In the world of parsers, the state-of-the-art in text analysis power and functionality lies in a parser that can build an abstract syntax tree (AST) of your text. The main benefit of an AST is that you use a JSON string that contains classifications of the information that you parsed. It is extremely useful and easy for building services on top of. If the input text is a SQL statement, even more so.
Early in 2019, Google open-sourced the AST-based parser called zetaSQL that is used in production for parsing and formatting queries in Google BigQuery and Cloud Spanner. The repository is here. zetaSQL can be compiled using
bazel and consists mainly of C++ code, although a java implementation is also available.
Diving into the code, the parser has quite a few functionalities, some of which are:
- Formatting a SQL statement (sql_formatter.h)
- Analyzing a SQL statement (analyzer.h)
- Finding syntax errors and returning the error, line, and column to you (parse_helpers.h)
After looking into the repository, we quickly see that it seems easy to build. To save you time, I should point out that the file called
.bazelrc is very important, as it sets the C++ compiler version to the correct level, as supported by the other software by Google. So it is of critical importance to have this file during a build.

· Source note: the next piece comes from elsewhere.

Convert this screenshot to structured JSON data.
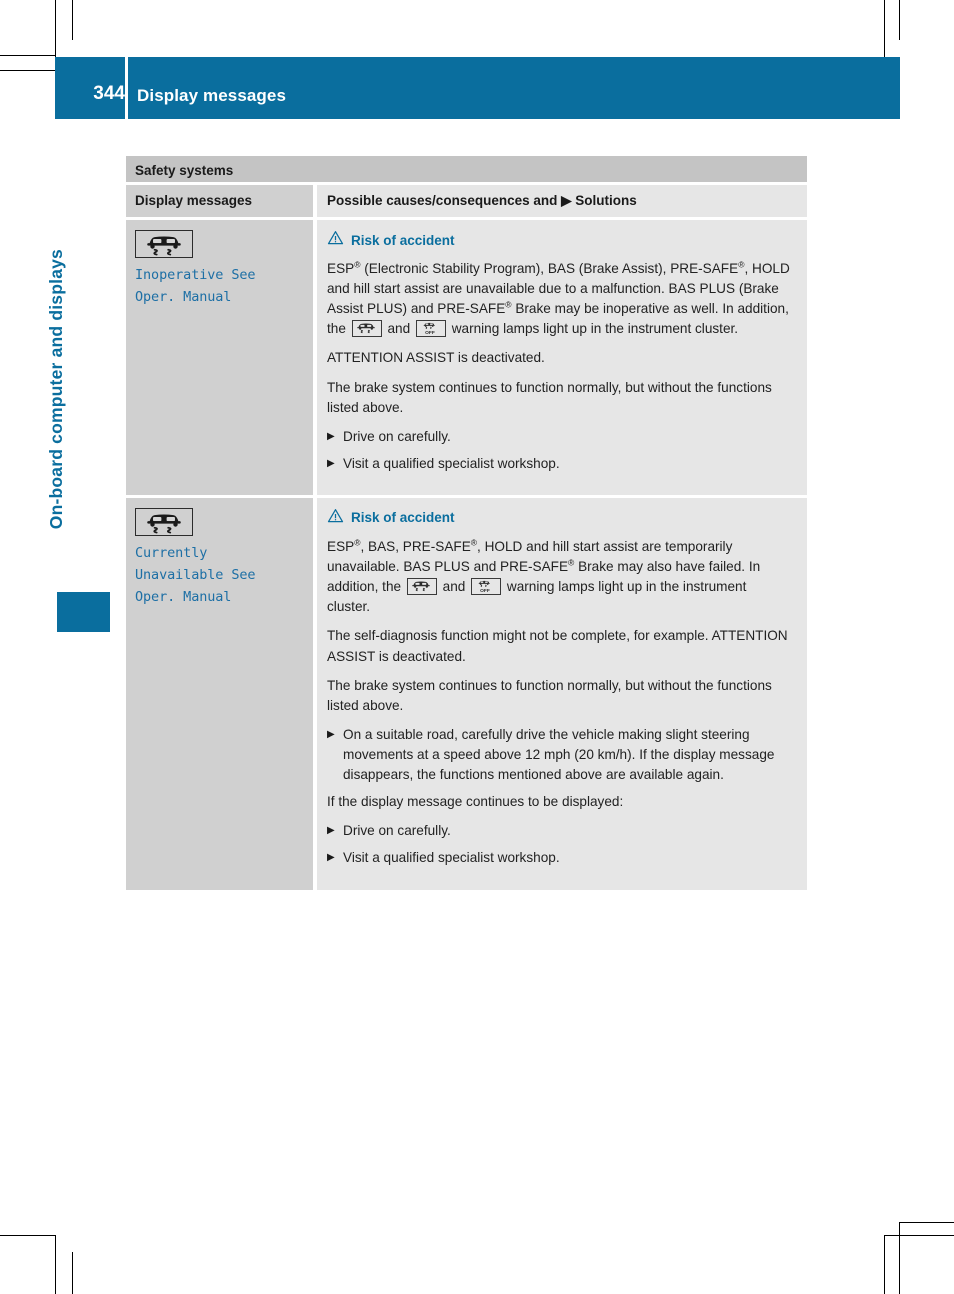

Also, the base zetaSQL repository doesn’t offer a
Dockerfile (yet) which allows you to build and compile the latest version of zetaSQL. I offer it here, based on Ubuntu 18.04 and the latest version of
My implementation (zetasql-analyzer-server) solves point 3 above, which is the syntax error finder. It is based on a Docker implementation made by
apstndb called the zetasql-format-server (that solves point 2 above). Under the hood it is a golang server that wraps the formatter (or analyzer) api of zetaSQL and serves an endpoint in Google Cloud Run.
Here is an example output from the analyzer endpoint for an erroneous query
SELEC 1 (the T is missing):
In the example below, the second nest of the query is missing the word
SELECT . You can see that the parser indicates this information.
What about speed and performance?
From the limited number of tests I’ve performed, it seems most responses (even for queries over 600 rows) stays within 1 second, with the mean of 300ms.
Here are timing graphs for the 2 examples from my laptop, with a high-speed internet connection:
The stack that allows this high speed parsing is using a
distroless container image (https://github.com/GoogleContainerTools/distroless) and a
serverless hardware implementation (Cloud Run) using C++ as input language.
Installation and Usage
To install this you are welcome to read the README file here. Let me know where I can help to get it going.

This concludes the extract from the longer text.